Quelques conseils pour l’Afrique subsaharienne : encourager la coopération régionale et l’intégration régionale – particulièrement importantes pour les pays enclavés –, autoriser l’accès des citoyens à des canaux sécurisés d’épargne et de crédit et adopter de bonnes pratiques pour l’exploitation des ressources naturelles.
La Commission appelle aussi les pays industrialisés à accorder des préférences commerciales aux exportations manufacturières des pays africains afin de les aider à surmonter les désavantages induits par leur retard et à financer l’expansion de l’enseignement supérieur en Afrique afin de compenser l’exode des cerveaux.c
L’Amérique latine, pour sa part, doit augmenter ses taux d’épargne et entamer une transition vers une économie du savoir à forte intensité de capital, estime le rapport. Et d’ajouter que, si les pays d’Amérique latine à revenu intermédiaire sont certes la preuve que la croissance ne suffit pas en soi pour réduire la pauvreté, il est toutefois possible de réaliser des progrès en redistribuant les revenus, les actifs et l’accès aux services.
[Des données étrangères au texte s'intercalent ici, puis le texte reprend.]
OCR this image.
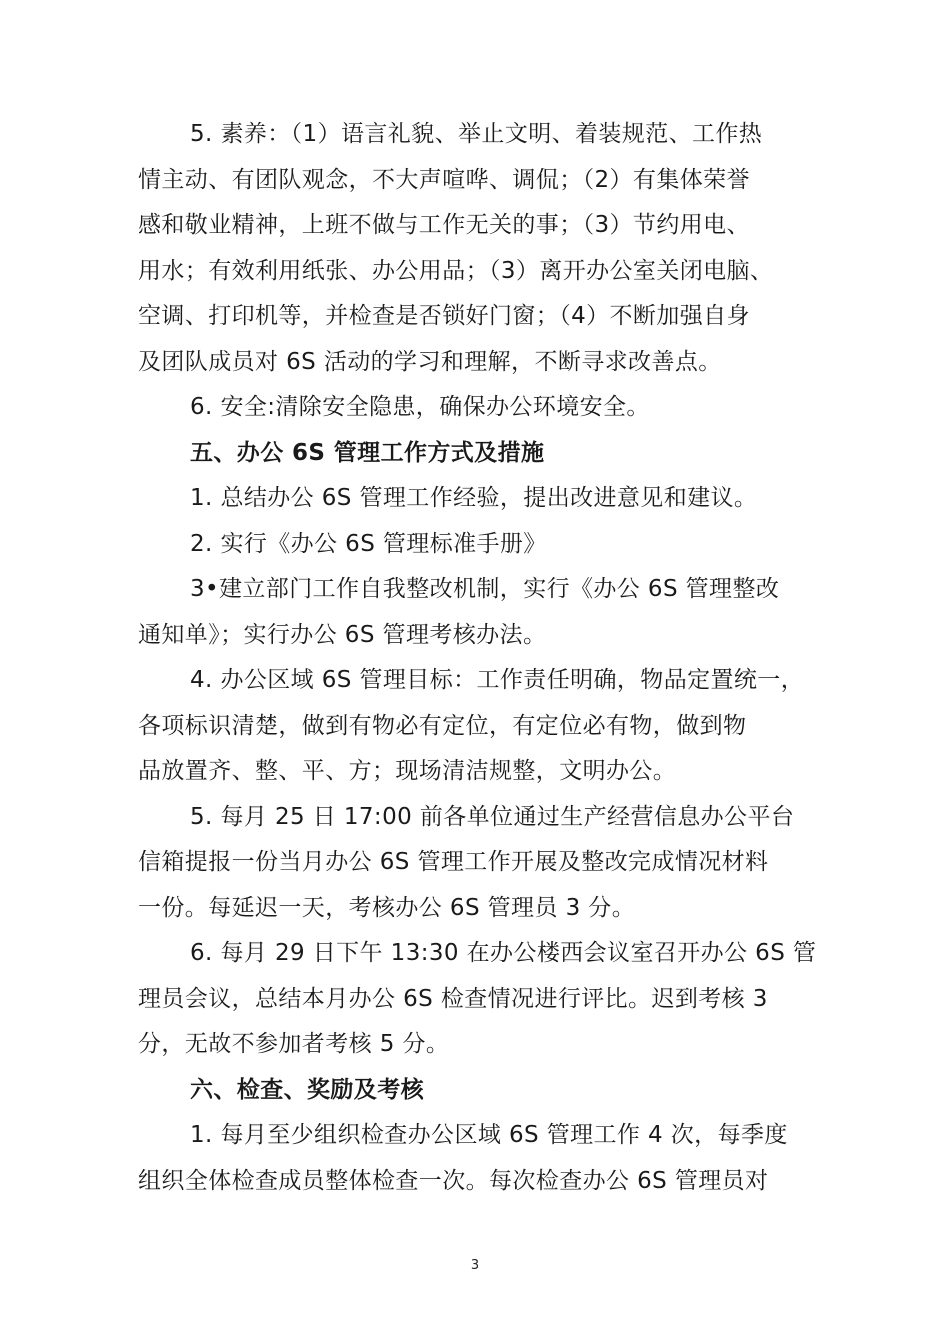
5. 素养：（1）语言礼貌、举止文明、着装规范、工作热
情主动、有团队观念，不大声喧哗、调侃；（2）有集体荣誉
感和敬业精神，上班不做与工作无关的事；（3）节约用电、
用水；有效利用纸张、办公用品；（3）离开办公室关闭电脑、
空调、打印机等，并检查是否锁好门窗；（4）不断加强自身
及团队成员对 6S 活动的学习和理解，不断寻求改善点。
6. 安全:清除安全隐患，确保办公环境安全。
五、办公 6S 管理工作方式及措施
1. 总结办公 6S 管理工作经验，提出改进意见和建议。
2. 实行《办公 6S 管理标准手册》
3•建立部门工作自我整改机制，实行《办公 6S 管理整改
通知单》；实行办公 6S 管理考核办法。
4. 办公区域 6S 管理目标：工作责任明确，物品定置统一，
各项标识清楚，做到有物必有定位，有定位必有物，做到物
品放置齐、整、平、方；现场清洁规整，文明办公。
5. 每月 25 日 17:00 前各单位通过生产经营信息办公平台
信箱提报一份当月办公 6S 管理工作开展及整改完成情况材料
一份。每延迟一天，考核办公 6S 管理员 3 分。
6. 每月 29 日下午 13:30 在办公楼西会议室召开办公 6S 管
理员会议，总结本月办公 6S 检查情况进行评比。迟到考核 3
分，无故不参加者考核 5 分。
六、检查、奖励及考核
1. 每月至少组织检查办公区域 6S 管理工作 4 次，每季度
组织全体检查成员整体检查一次。每次检查办公 6S 管理员对
3
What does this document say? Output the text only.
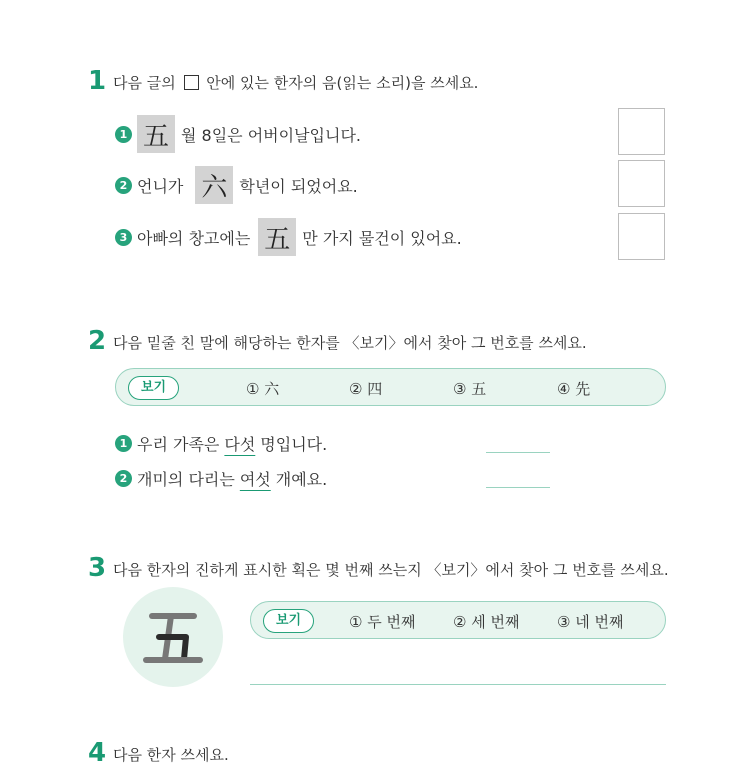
1 다음 글의 안에 있는 한자의 음(읽는 소리)을 쓰세요.
1 五 월 8일은 어버이날입니다.
2 언니가 六 학년이 되었어요.
3 아빠의 창고에는 五 만 가지 물건이 있어요.
2 다음 밑줄 친 말에 해당하는 한자를 〈보기〉에서 찾아 그 번호를 쓰세요.
보기	① 六	② 四	③ 五	④ 先
1 우리 가족은 다섯 명입니다.
2 개미의 다리는 여섯 개예요.
3 다음 한자의 진하게 표시한 획은 몇 번째 쓰는지 〈보기〉에서 찾아 그 번호를 쓰세요.
보기	① 두 번째	② 세 번째	③ 네 번째
4 다음 한자 쓰세요.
« Je suis convaincu qu’il y a tout à gagner du principe d’inclusion, qui est la garantie d’un vaste partage de la croissance », affirme le prix Nobel Robert Solow. « Le leadership et la gouvernance ne peuvent marcher qu’en bénéficiant de l’adhésion de vastes groupes de la population ».
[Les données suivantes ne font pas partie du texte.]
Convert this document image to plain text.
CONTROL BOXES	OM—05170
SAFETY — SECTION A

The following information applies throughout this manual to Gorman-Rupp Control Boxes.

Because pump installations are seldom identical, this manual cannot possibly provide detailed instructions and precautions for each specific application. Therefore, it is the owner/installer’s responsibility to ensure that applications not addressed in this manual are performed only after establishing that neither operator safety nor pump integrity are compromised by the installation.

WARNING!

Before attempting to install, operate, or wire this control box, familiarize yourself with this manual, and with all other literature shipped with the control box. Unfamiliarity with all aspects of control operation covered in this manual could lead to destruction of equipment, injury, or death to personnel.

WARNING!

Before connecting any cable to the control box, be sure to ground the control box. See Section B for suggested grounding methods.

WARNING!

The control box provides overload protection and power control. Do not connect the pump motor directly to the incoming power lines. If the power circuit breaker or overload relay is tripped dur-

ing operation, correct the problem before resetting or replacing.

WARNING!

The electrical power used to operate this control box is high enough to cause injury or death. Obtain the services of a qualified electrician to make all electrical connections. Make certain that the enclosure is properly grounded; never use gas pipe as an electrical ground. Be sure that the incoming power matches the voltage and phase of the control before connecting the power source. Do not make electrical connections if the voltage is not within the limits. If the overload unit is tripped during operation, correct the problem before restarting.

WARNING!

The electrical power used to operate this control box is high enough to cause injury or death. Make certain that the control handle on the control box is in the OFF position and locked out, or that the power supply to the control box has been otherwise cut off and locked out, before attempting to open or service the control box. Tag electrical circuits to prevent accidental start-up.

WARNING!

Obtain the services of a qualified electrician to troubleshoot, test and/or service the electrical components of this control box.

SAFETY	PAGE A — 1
le monde donne un compte rendu de ce rapport : "La commission Croissance et développement a étudié les recettes qui ont permis ces étonnantes success stories où voisinent la petite île de Malte et le géant chinois, un temple du libre-échange comme Singapour et une économie très dirigée telle la Malaisie.
Ils en tirent des conclusions qui vont à l'encontre du "Consensus de Washington", cette théorie adoptée par les institutions internationales et élaborée par l'économiste John Williamson à la fin des années 1980, et qui prônait la réduction des déficits, des impôts et des dépenses publiques, l'accélération des privatisations et des déréglementations.
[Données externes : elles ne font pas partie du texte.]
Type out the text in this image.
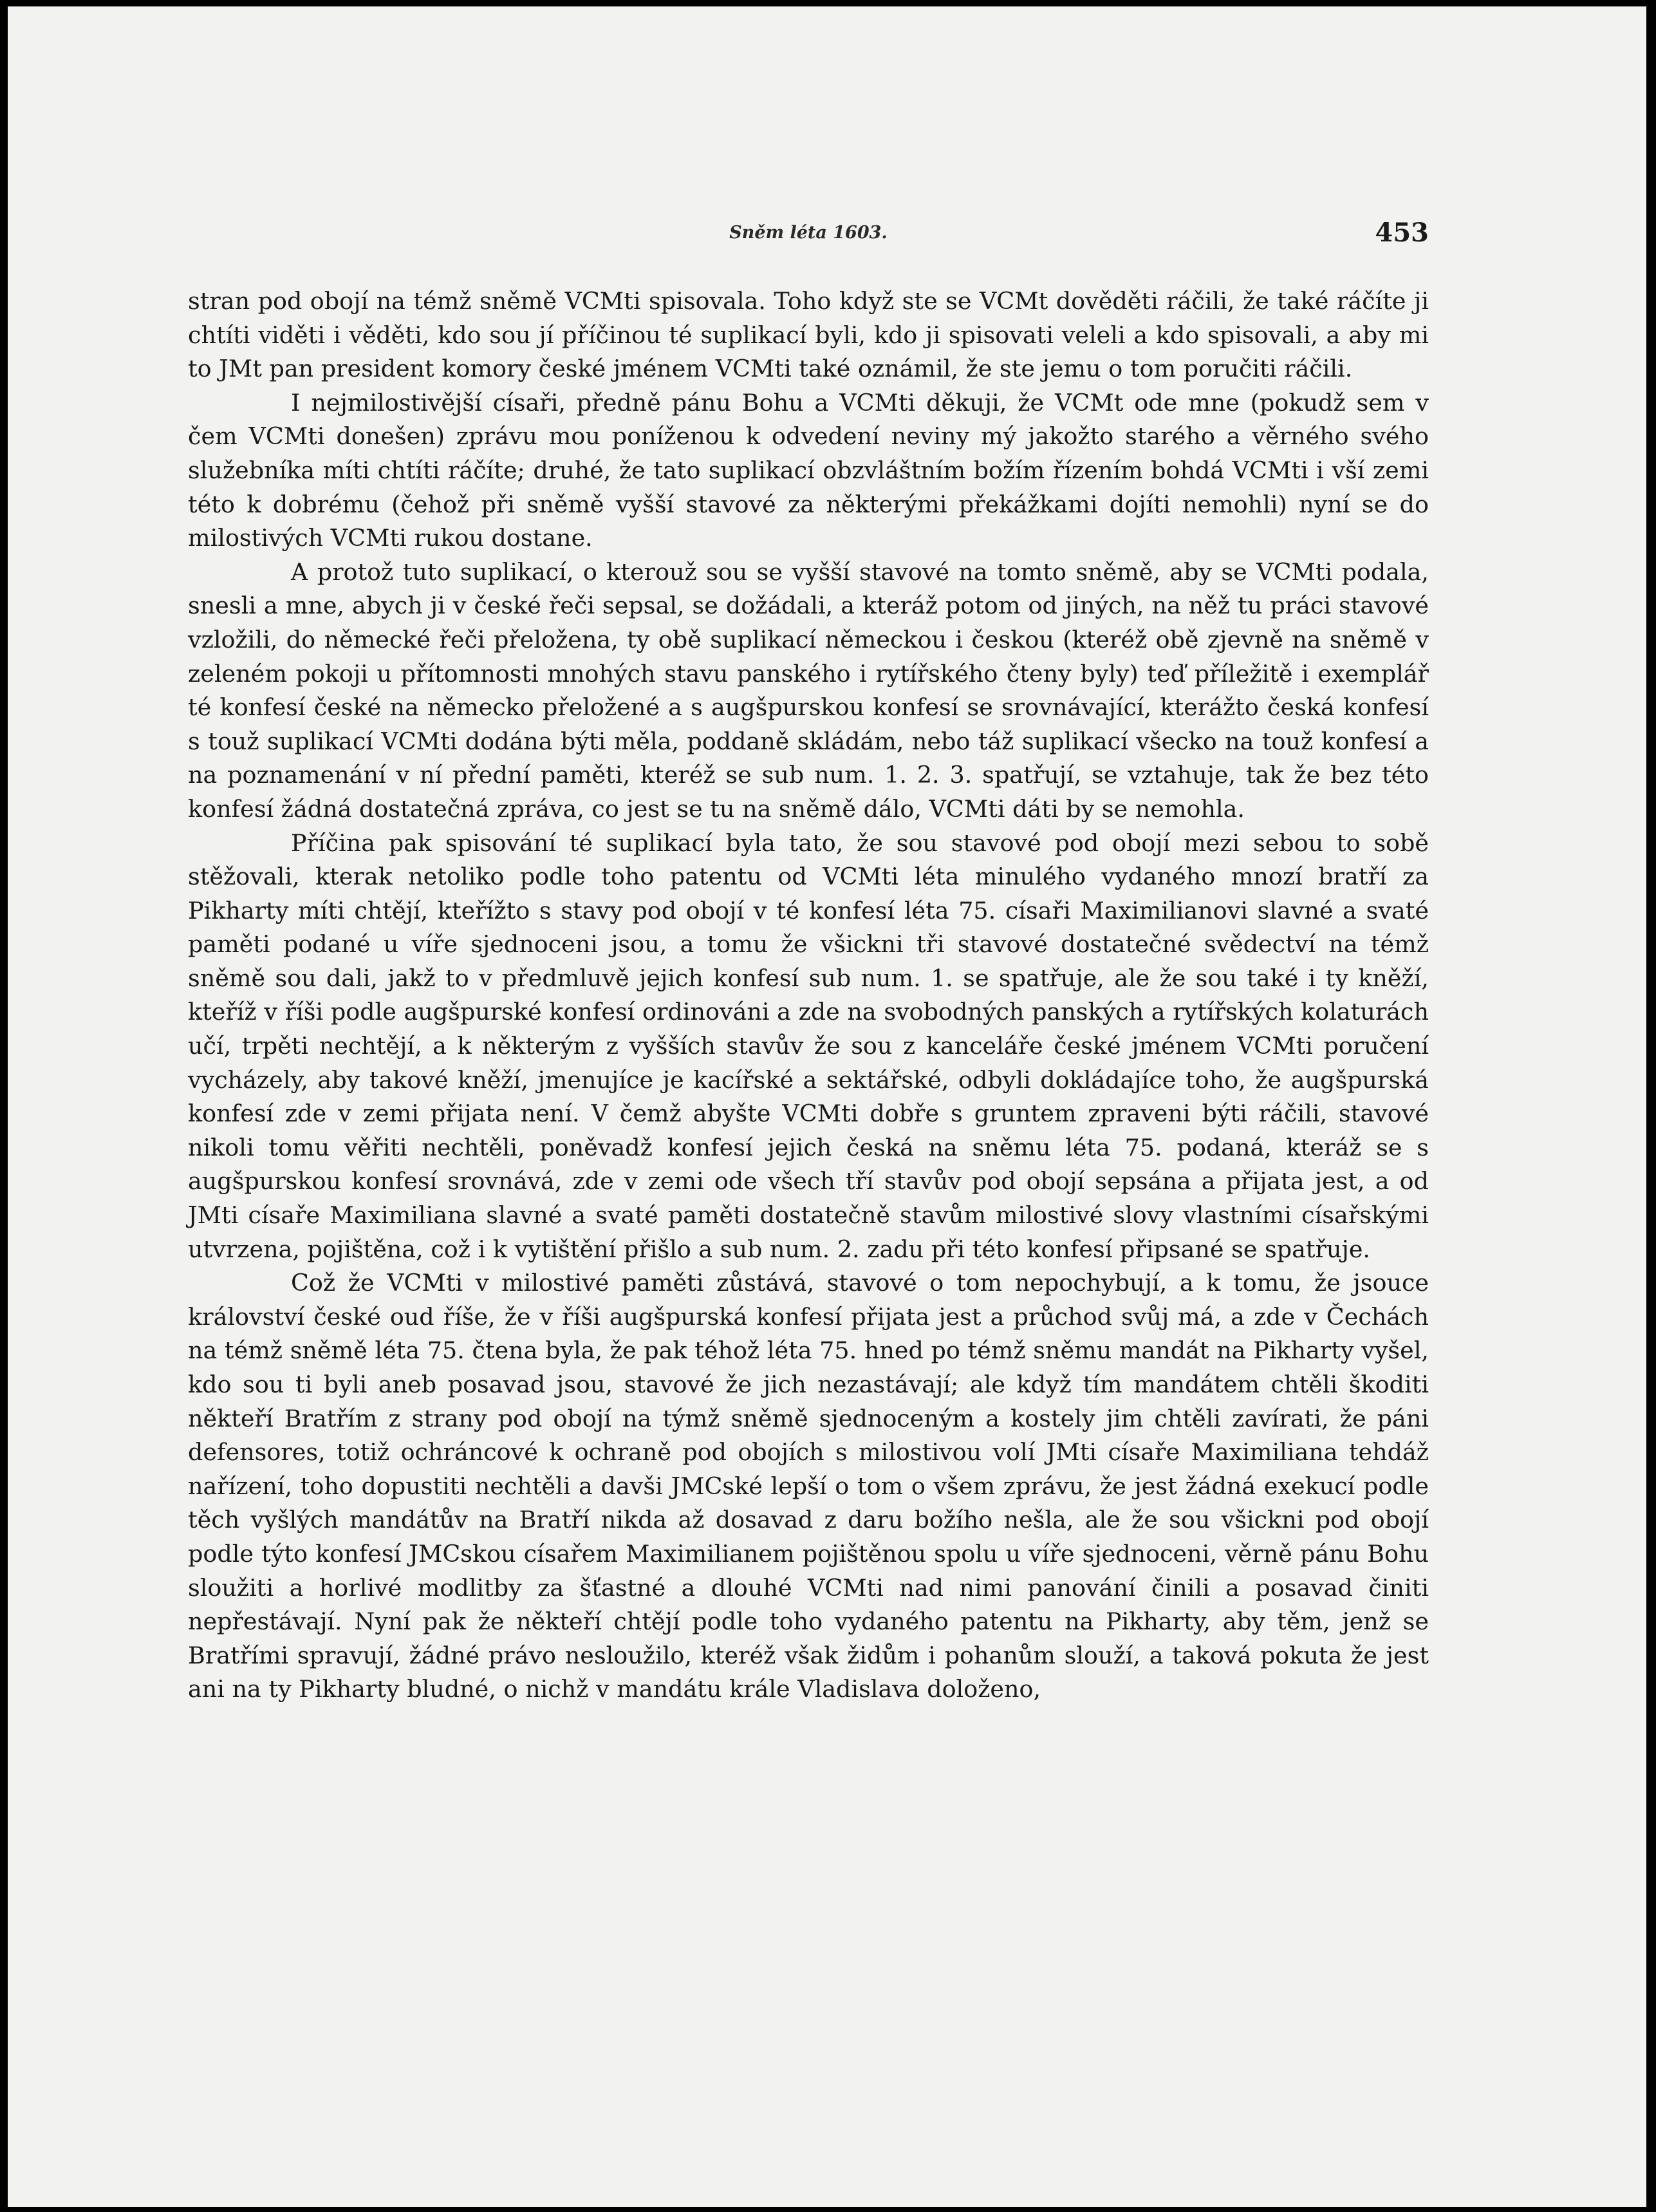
Sněm léta 1603.	453

stran pod obojí na témž sněmě VCMti spisovala. Toho když ste se VCMt dověděti ráčili, že také ráčíte ji chtíti viděti i věděti, kdo sou jí příčinou té suplikací byli, kdo ji spisovati veleli a kdo spisovali, a aby mi to JMt pan president komory české jménem VCMti také oznámil, že ste jemu o tom poručiti ráčili.

I nejmilostivější císaři, předně pánu Bohu a VCMti děkuji, že VCMt ode mne (pokudž sem v čem VCMti donešen) zprávu mou poníženou k odvedení neviny mý jakožto starého a věrného svého služebníka míti chtíti ráčíte; druhé, že tato suplikací obzvláštním božím řízením bohdá VCMti i vší zemi této k dobrému (čehož při sněmě vyšší stavové za některými překážkami dojíti nemohli) nyní se do milostivých VCMti rukou dostane.

A protož tuto suplikací, o kterouž sou se vyšší stavové na tomto sněmě, aby se VCMti podala, snesli a mne, abych ji v české řeči sepsal, se dožádali, a kteráž potom od jiných, na něž tu práci stavové vzložili, do německé řeči přeložena, ty obě suplikací německou i českou (kteréž obě zjevně na sněmě v zeleném pokoji u přítomnosti mnohých stavu panského i rytířského čteny byly) teď příležitě i exemplář té konfesí české na německo přeložené a s augšpurskou konfesí se srovnávající, kterážto česká konfesí s touž suplikací VCMti dodána býti měla, poddaně skládám, nebo táž suplikací všecko na touž konfesí a na poznamenání v ní přední paměti, kteréž se sub num. 1. 2. 3. spatřují, se vztahuje, tak že bez této konfesí žádná dostatečná zpráva, co jest se tu na sněmě dálo, VCMti dáti by se nemohla.

Příčina pak spisování té suplikací byla tato, že sou stavové pod obojí mezi sebou to sobě stěžovali, kterak netoliko podle toho patentu od VCMti léta minulého vydaného mnozí bratří za Pikharty míti chtějí, kteřížto s stavy pod obojí v té konfesí léta 75. císaři Maximilianovi slavné a svaté paměti podané u víře sjednoceni jsou, a tomu že všickni tři stavové dostatečné svědectví na témž sněmě sou dali, jakž to v předmluvě jejich konfesí sub num. 1. se spatřuje, ale že sou také i ty kněží, kteříž v říši podle augšpurské konfesí ordinováni a zde na svobodných panských a rytířských kolaturách učí, trpěti nechtějí, a k některým z vyšších stavův že sou z kanceláře české jménem VCMti poručení vycházely, aby takové kněží, jmenujíce je kacířské a sektářské, odbyli dokládajíce toho, že augšpurská konfesí zde v zemi přijata není. V čemž abyšte VCMti dobře s gruntem zpraveni býti ráčili, stavové nikoli tomu věřiti nechtěli, poněvadž konfesí jejich česká na sněmu léta 75. podaná, kteráž se s augšpurskou konfesí srovnává, zde v zemi ode všech tří stavův pod obojí sepsána a přijata jest, a od JMti císaře Maximiliana slavné a svaté paměti dostatečně stavům milostivé slovy vlastními císařskými utvrzena, pojištěna, což i k vytištění přišlo a sub num. 2. zadu při této konfesí připsané se spatřuje.

Což že VCMti v milostivé paměti zůstává, stavové o tom nepochybují, a k tomu, že jsouce království české oud říše, že v říši augšpurská konfesí přijata jest a průchod svůj má, a zde v Čechách na témž sněmě léta 75. čtena byla, že pak téhož léta 75. hned po témž sněmu mandát na Pikharty vyšel, kdo sou ti byli aneb posavad jsou, stavové že jich nezastávají; ale když tím mandátem chtěli škoditi někteří Bratřím z strany pod obojí na týmž sněmě sjednoceným a kostely jim chtěli zavírati, že páni defensores, totiž ochráncové k ochraně pod obojích s milostivou volí JMti císaře Maximiliana tehdáž nařízení, toho dopustiti nechtěli a davši JMCské lepší o tom o všem zprávu, že jest žádná exekucí podle těch vyšlých mandátův na Bratří nikda až dosavad z daru božího nešla, ale že sou všickni pod obojí podle týto konfesí JMCskou císařem Maximilianem pojištěnou spolu u víře sjednoceni, věrně pánu Bohu sloužiti a horlivé modlitby za šťastné a dlouhé VCMti nad nimi panování činili a posavad činiti nepřestávají. Nyní pak že někteří chtějí podle toho vydaného patentu na Pikharty, aby těm, jenž se Bratřími spravují, žádné právo nesloužilo, kteréž však židům i pohanům slouží, a taková pokuta že jest ani na ty Pikharty bludné, o nichž v mandátu krále Vladislava doloženo,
Le rapport de la Commission est sans ambiguïté.
"La principale de nos conclusions est que la croissance indispensable pour faire reculer la pauvreté et assurer un développement durable réclame un Etat fort", commente Kemal Dervis, administrateur du Programme des Nations unies pour le développement (PNUD) et ancien ministre des finances de Turquie"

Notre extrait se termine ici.